Search & Seizure – “Contraband” (Illegal Switchblade), Delayed Determination
Where the detention of Cain and seizure of his knife were concededly proper, the fact that the officer forgot to return the knife when he released Cain, and didn’t determine until later that it was in fact an illegal switchblade, didn’t require suppression of the knife.
¶14 Hocking asserts that only facts “known to the officer at the moment of the intrusion, and not facts determined subsequently” may be “considered to determine if a search or seizure is lawful.” This is not the law. Probable cause is an objective standard. As a general rule, the subjective intentions of arresting officers are immaterial in judging whether their actions were reasonable for Fourth Amendment purposes. See Devenpeck v. Alford, 543 U.S. 146, 153 (2004); Whren, 517 U.S. at 814. Therefore, it does not matter that the officer testified at the suppression hearing that he “forgot” to return the knife, implying that he should have returned it to Hocking at the time officers decided to release Hocking from temporary detention. Under the objective view, a reasonably prudent officer would not have returned the knife without first inspecting it and discovering its illegality.

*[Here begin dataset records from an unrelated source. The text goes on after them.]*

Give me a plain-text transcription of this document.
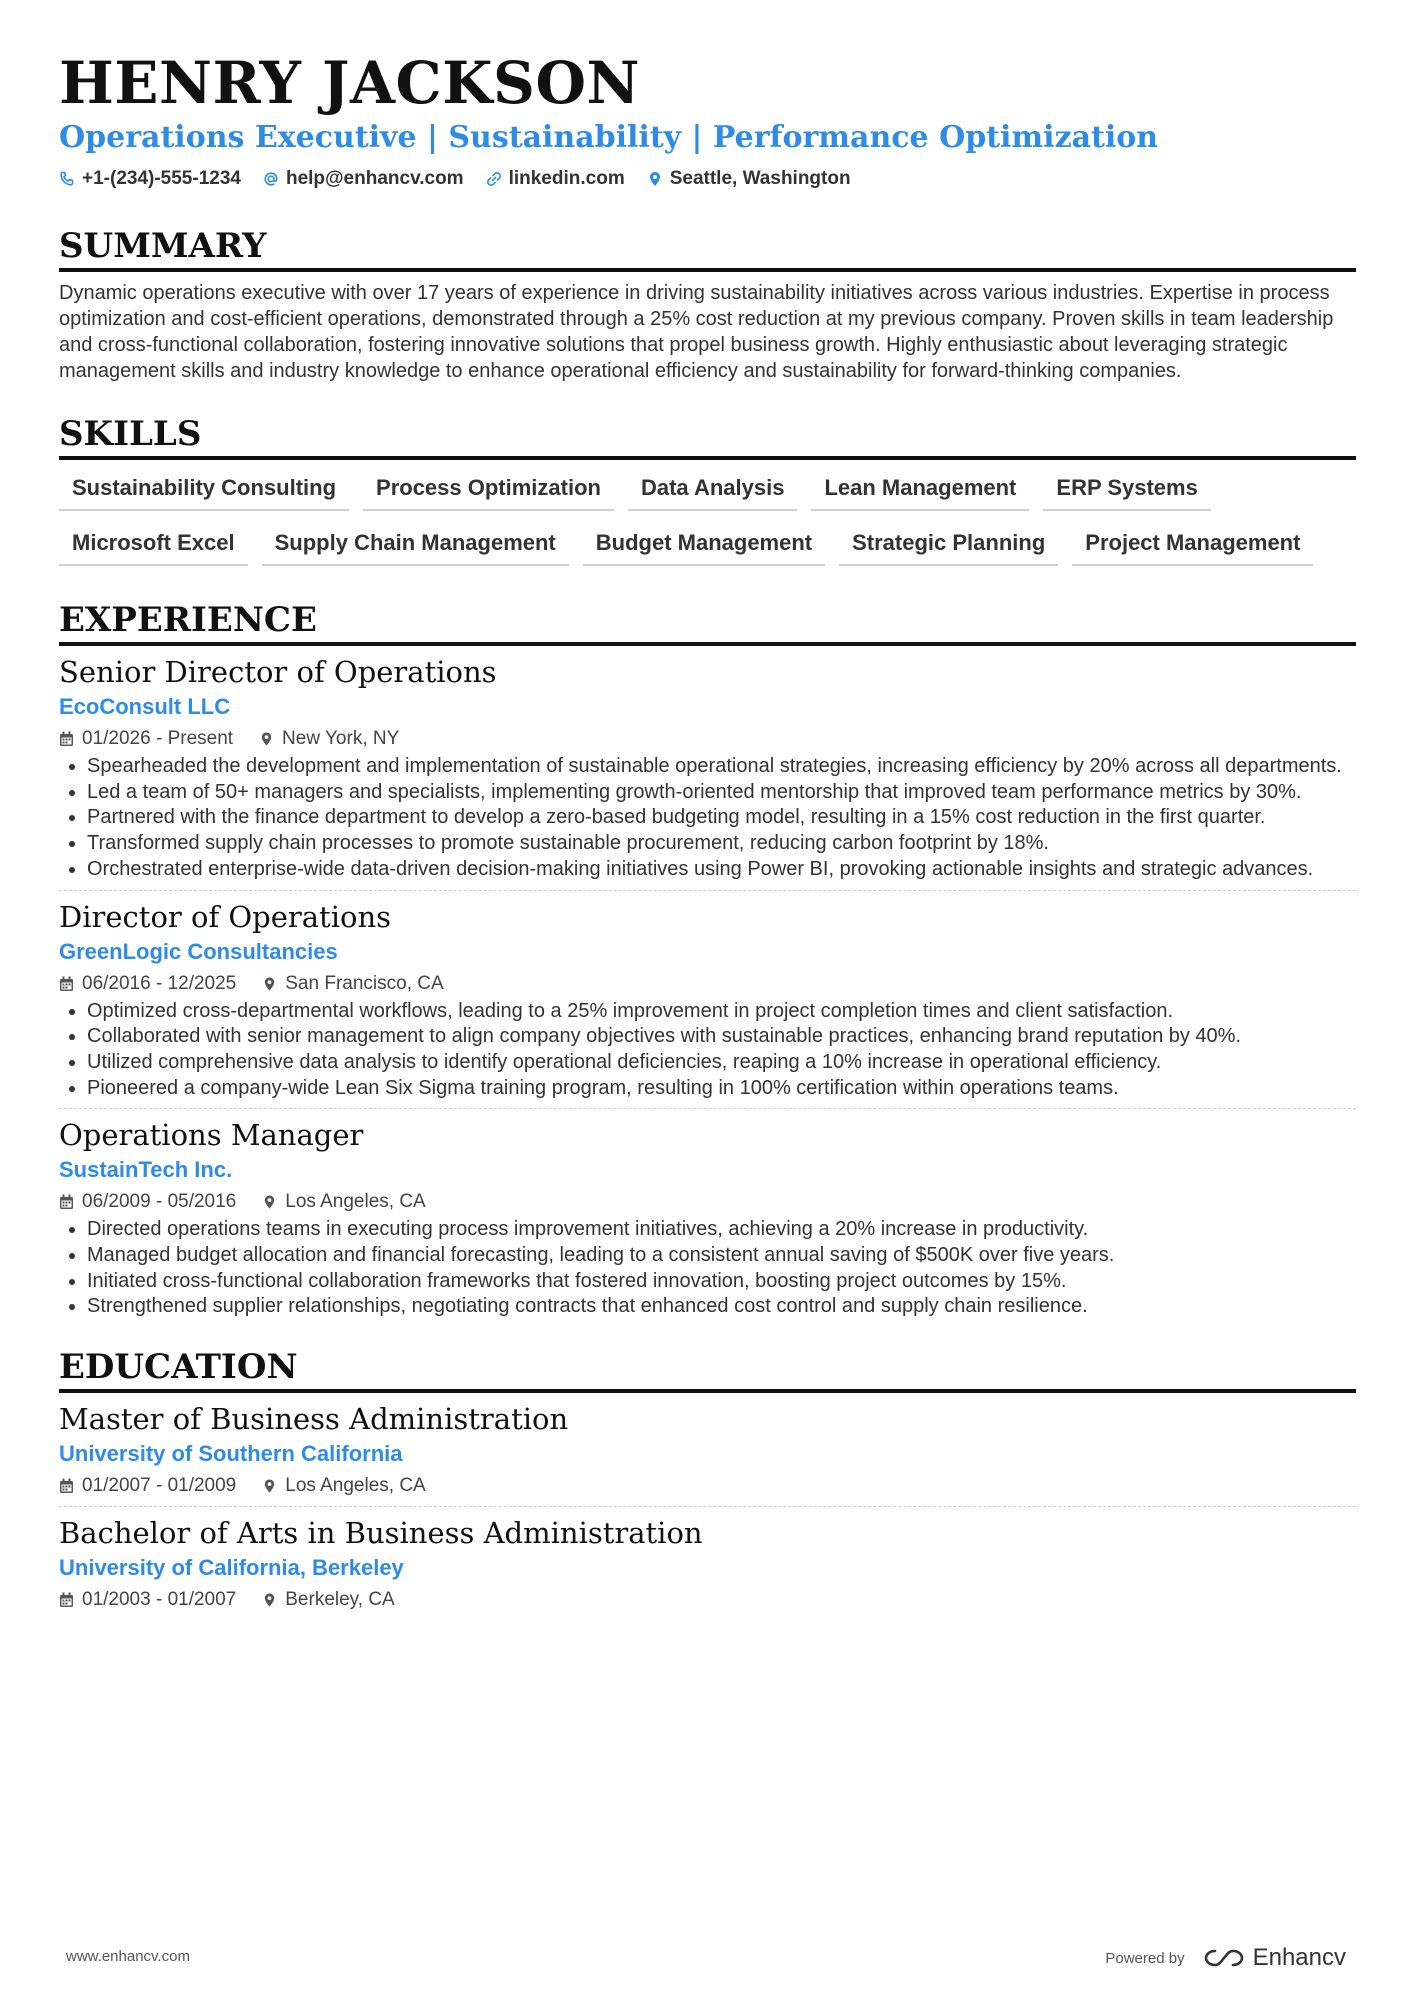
HENRY JACKSON
Operations Executive | Sustainability | Performance Optimization
+1-(234)-555-1234 help@enhancv.com linkedin.com Seattle, Washington
SUMMARY
Dynamic operations executive with over 17 years of experience in driving sustainability initiatives across various industries. Expertise in process optimization and cost-efficient operations, demonstrated through a 25% cost reduction at my previous company. Proven skills in team leadership and cross-functional collaboration, fostering innovative solutions that propel business growth. Highly enthusiastic about leveraging strategic management skills and industry knowledge to enhance operational efficiency and sustainability for forward-thinking companies.
SKILLS
Sustainability Consulting	Process Optimization	Data Analysis	Lean Management	ERP Systems
Microsoft Excel	Supply Chain Management	Budget Management	Strategic Planning	Project Management
EXPERIENCE
Senior Director of Operations
EcoConsult LLC
01/2026 - Present	New York, NY
Spearheaded the development and implementation of sustainable operational strategies, increasing efficiency by 20% across all departments.
Led a team of 50+ managers and specialists, implementing growth-oriented mentorship that improved team performance metrics by 30%.
Partnered with the finance department to develop a zero-based budgeting model, resulting in a 15% cost reduction in the first quarter.
Transformed supply chain processes to promote sustainable procurement, reducing carbon footprint by 18%.
Orchestrated enterprise-wide data-driven decision-making initiatives using Power BI, provoking actionable insights and strategic advances.
Director of Operations
GreenLogic Consultancies
06/2016 - 12/2025	San Francisco, CA
Optimized cross-departmental workflows, leading to a 25% improvement in project completion times and client satisfaction.
Collaborated with senior management to align company objectives with sustainable practices, enhancing brand reputation by 40%.
Utilized comprehensive data analysis to identify operational deficiencies, reaping a 10% increase in operational efficiency.
Pioneered a company-wide Lean Six Sigma training program, resulting in 100% certification within operations teams.
Operations Manager
SustainTech Inc.
06/2009 - 05/2016	Los Angeles, CA
Directed operations teams in executing process improvement initiatives, achieving a 20% increase in productivity.
Managed budget allocation and financial forecasting, leading to a consistent annual saving of $500K over five years.
Initiated cross-functional collaboration frameworks that fostered innovation, boosting project outcomes by 15%.
Strengthened supplier relationships, negotiating contracts that enhanced cost control and supply chain resilience.
EDUCATION
Master of Business Administration
University of Southern California
01/2007 - 01/2009	Los Angeles, CA
Bachelor of Arts in Business Administration
University of California, Berkeley
01/2003 - 01/2007	Berkeley, CA
www.enhancv.com	Powered by	Enhancv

¶15 Hocking cites United States v. Place, 462 U.S. 696 (1983), for the proposition that a temporary property seizure made under authority of Terry, as supported by reasonable suspicion, may violate the Fourth Amendment when police take too much time in attempting to develop the probable cause they seek to establish. However, this case does not involve temporarily seized containers suspected to contain contraband, as in Place. Id. at 700-01. This case involves temporarily seized contraband, which a reasonably prudent officer would have recognized as such while still in lawful possession of the contraband.